Command GetCapabilitiesVDS execution failed. Error: VDSRecoveringException: Failed to initialize storage
I have a functioning RHEV 3.1 environment with RHEVM on a 6.3 virtual machine and a RHEV-H 6.3 host. I initially had local storage but have since configured the environment to use iscsi. I can deploy virtual machines to the one RHEV H host.
I tried to bring in a RHEL 6.3 Linux host to the environment but it fails every time after the first boot. RHEVM starts spewing into engine.log:
2013-01-14 12:33:02,128 ERROR [org.ovirt.engine.core.vdsbroker.VDSCommandBase] (QuartzScheduler_Worker-58) Command GetCapabilitiesVDS execution failed. Error: VDSRecoveringException: Failed to initialize storage
2013-01-14 12:33:02,346 INFO [org.ovirt.engine.core.bll.SetNonOperationalVdsCommand] (QuartzScheduler_Worker-49) [195801e5] Running command: SetNonOperationalVdsCommand internal: true. Entities affected : ID: eb737b9a-5e7f-11e2-bee3-525400d12530 Type: VDS
At this point, the new host is placed in NON OPERATIONAL state and I can't do much with it until I stop vdsmd or reboot the node. Then my only options are to reinstall or remove the node.
The Linux host's vdsm log file appears to complain only about being unable to run sudo without a tty in order to start ksmtuned, despite that being started automatically.
I even get this trying to add the node to the default DC.
Both nodes are in the same subnet - in fact both are nodes in the same blade enclosure.
I have not presented iscsi storage to the non-working node at this point.... but why should it matter?
Firewall is completely off.
Any ideas? I'm stumped.
Rick
Responses
I had run into this issue as well, using the same method (attempting to add a RHEL 6.3 host to RHEV).
I would update /etc/sudoers
# grep vdsm /etc/sudoers
vdsm ALL=(ALL) NOPASSWD: ALL
Also - I had to manually configure my multipath configuration - but I won't steer you down that path unless the VDSM work-around fails.

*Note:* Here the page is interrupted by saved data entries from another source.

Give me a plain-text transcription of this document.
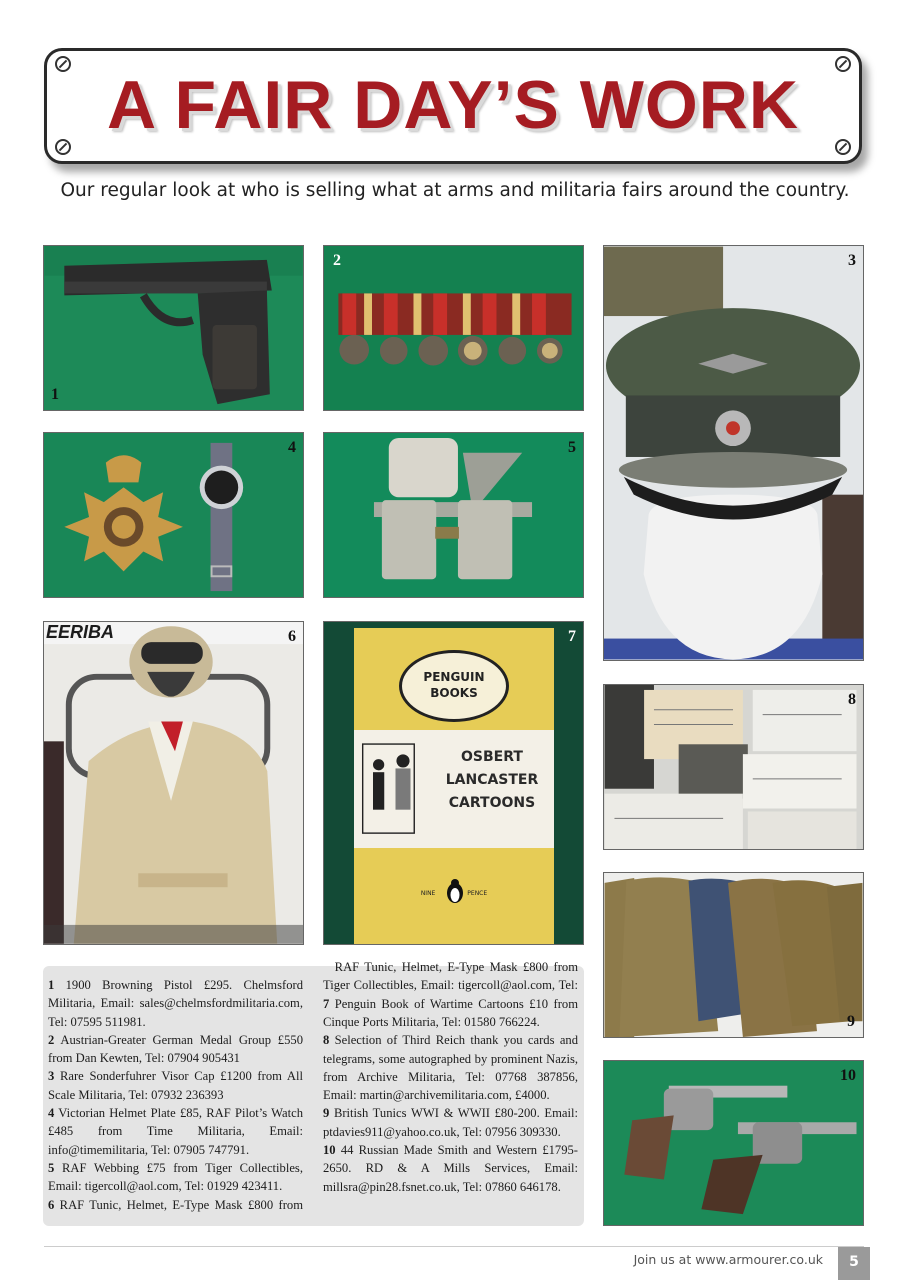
A FAIR DAY’S WORK
Our regular look at who is selling what at arms and militaria fairs around the country.
1
2	3
4	5
EERIBA	6
PENGUIN
BOOKS
OSBERT
LANCASTER
CARTOONS
NINE	PENCE
7
8
9
10

1 1900 Browning Pistol £295. Chelmsford Militaria, Email: sales@chelmsfordmilitaria.com, Tel: 07595 511981.

2 Austrian-Greater German Medal Group £550 from Dan Kewten, Tel: 07904 905431

3 Rare Sonderfuhrer Visor Cap £1200 from All Scale Militaria, Tel: 07932 236393

4 Victorian Helmet Plate £85, RAF Pilot’s Watch £485 from Time Militaria, Email: info@timemilitaria, Tel: 07905 747791.

5 RAF Webbing £75 from Tiger Collectibles, Email: tigercoll@aol.com, Tel: 01929 423411.

6 RAF Tunic, Helmet, E-Type Mask £800 from

RAF Tunic, Helmet, E-Type Mask £800 from Tiger Collectibles, Email: tigercoll@aol.com, Tel:

7 Penguin Book of Wartime Cartoons £10 from Cinque Ports Militaria, Tel: 01580 766224.

8 Selection of Third Reich thank you cards and telegrams, some autographed by prominent Nazis, from Archive Militaria, Tel: 07768 387856, Email: martin@archivemilitaria.com, £4000.

9 British Tunics WWI & WWII £80-200. Email: ptdavies911@yahoo.co.uk, Tel: 07956 309330.

10 44 Russian Made Smith and Western £1795-2650. RD & A Mills Services, Email: millsra@pin28.fsnet.co.uk, Tel: 07860 646178.

Join us at www.armourer.co.uk	5
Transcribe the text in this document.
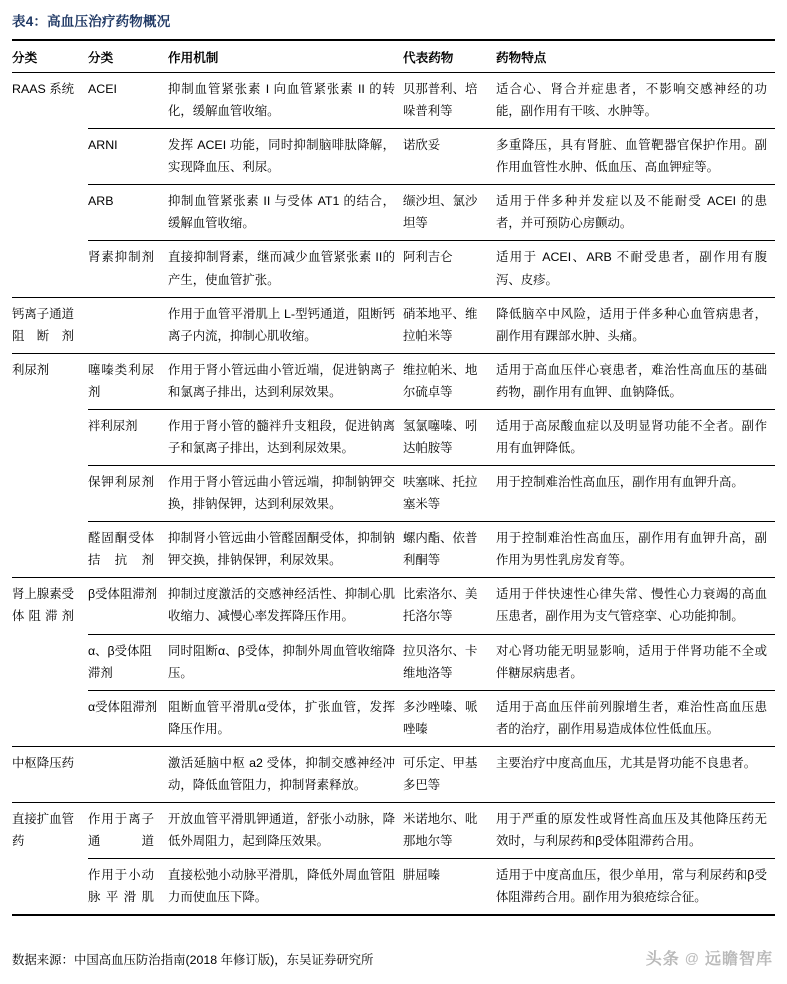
表4：高血压治疗药物概况
分类	分类	作用机制	代表药物	药物特点
RAAS 系统	ACEI	抑制血管紧张素 I 向血管紧张素 II 的转化，缓解血管收缩。	贝那普利、培哚普利等	适合心、肾合并症患者，不影响交感神经的功能，副作用有干咳、水肿等。
	ARNI	发挥 ACEI 功能，同时抑制脑啡肽降解，实现降血压、利尿。	诺欣妥	多重降压，具有肾脏、血管靶器官保护作用。副作用血管性水肿、低血压、高血钾症等。
	ARB	抑制血管紧张素 II 与受体 AT1 的结合，缓解血管收缩。	缬沙坦、氯沙坦等	适用于伴多种并发症以及不能耐受 ACEI 的患者，并可预防心房颤动。
	肾素抑制剂	直接抑制肾素，继而减少血管紧张素 II的产生，使血管扩张。	阿利吉仑	适用于 ACEI、ARB 不耐受患者，副作用有腹泻、皮疹。
钙离子通道阻断剂		作用于血管平滑肌上 L-型钙通道，阻断钙离子内流，抑制心肌收缩。	硝苯地平、维拉帕米等	降低脑卒中风险，适用于伴多种心血管病患者，副作用有踝部水肿、头痛。
利尿剂	噻嗪类利尿剂	作用于肾小管远曲小管近端，促进钠离子和氯离子排出，达到利尿效果。	维拉帕米、地尔硫卓等	适用于高血压伴心衰患者，难治性高血压的基础药物，副作用有血钾、血钠降低。
	袢利尿剂	作用于肾小管的髓袢升支粗段，促进钠离子和氯离子排出，达到利尿效果。	氢氯噻嗪、吲达帕胺等	适用于高尿酸血症以及明显肾功能不全者。副作用有血钾降低。
	保钾利尿剂	作用于肾小管远曲小管远端，抑制钠钾交换，排钠保钾，达到利尿效果。	呋塞咪、托拉塞米等	用于控制难治性高血压，副作用有血钾升高。
	醛固酮受体拮抗剂	抑制肾小管远曲小管醛固酮受体，抑制钠钾交换，排钠保钾，利尿效果。	螺内酯、依普利酮等	用于控制难治性高血压，副作用有血钾升高，副作用为男性乳房发育等。
肾上腺素受体阻滞剂	β受体阻滞剂	抑制过度激活的交感神经活性、抑制心肌收缩力、减慢心率发挥降压作用。	比索洛尔、美托洛尔等	适用于伴快速性心律失常、慢性心力衰竭的高血压患者，副作用为支气管痉挛、心功能抑制。
	α、β受体阻滞剂	同时阻断α、β受体，抑制外周血管收缩降压。	拉贝洛尔、卡维地洛等	对心肾功能无明显影响，适用于伴肾功能不全或伴糖尿病患者。
	α受体阻滞剂	阻断血管平滑肌α受体，扩张血管，发挥降压作用。	多沙唑嗪、哌唑嗪	适用于高血压伴前列腺增生者，难治性高血压患者的治疗，副作用易造成体位性低血压。
中枢降压药		激活延脑中枢 a2 受体，抑制交感神经冲动，降低血管阻力，抑制肾素释放。	可乐定、甲基多巴等	主要治疗中度高血压，尤其是肾功能不良患者。
直接扩血管药	作用于离子通道	开放血管平滑肌钾通道，舒张小动脉，降低外周阻力，起到降压效果。	米诺地尔、吡那地尔等	用于严重的原发性或肾性高血压及其他降压药无效时，与利尿药和β受体阻滞药合用。
	作用于小动脉平滑肌	直接松弛小动脉平滑肌，降低外周血管阻力而使血压下降。	肼屈嗪	适用于中度高血压，很少单用，常与利尿药和β受体阻滞药合用。副作用为狼疮综合征。
数据来源：中国高血压防治指南(2018 年修订版)，东吴证券研究所	头条 @ 远瞻智库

Leaving the sudoers config alone for now, to address the initial post... What you report is quite normal - you add a host to a datacenter/cluster, where the host is supposed to be able to access certain storage LUNs. If the host cannot access that storage space, it cannot run VMs that reside on that storage space, and thus cannot operate in the cluster. This is why it is called "non operational" .
Once you enable this host's access to the iSCSI SAN (set the initiator ID in the target ACLs I suppose), you can try and activate this host again, RHEV will try to connect it to the SAN and once that works, the host will change it's status to "up".
There is no need to reinstall a host that goes non-operational, all you need to do is look at why it has this status in the events, and address the reason. Once the reson is resolved, just activate the host again
Now, about the sudoers config, RHEV does require some specific settings and UIDs/GIDs. If you are using customized RHEL machines as RHEL hosts, there might be conflicts, and in order to see what settings are required, it's easiest to set up a clean RHEL 6 basic server installation, and add it to RHEV-M. The host will have all the right settings, and you will be able to compare the way it gets set up to what you already have
Hello,
I am haing the exact same problem. I know my storage is presented to the server as I have tested a manual mount of the nfs storage and it works.
We are having the mentioned sudoers issue as we maintain our sudo file with puppet. I do have issue suggesting we do a base install and compair the differences, the configuration should be documented some where so we can tell what is required on a RHEL host. A customer should not need to do a full OS compare to get a solution. We highly customize our base installs for both functionality and secuirty so I need to understand the requirements. Are all the requirements/changes needed for RHEV listed some where?
-chrisl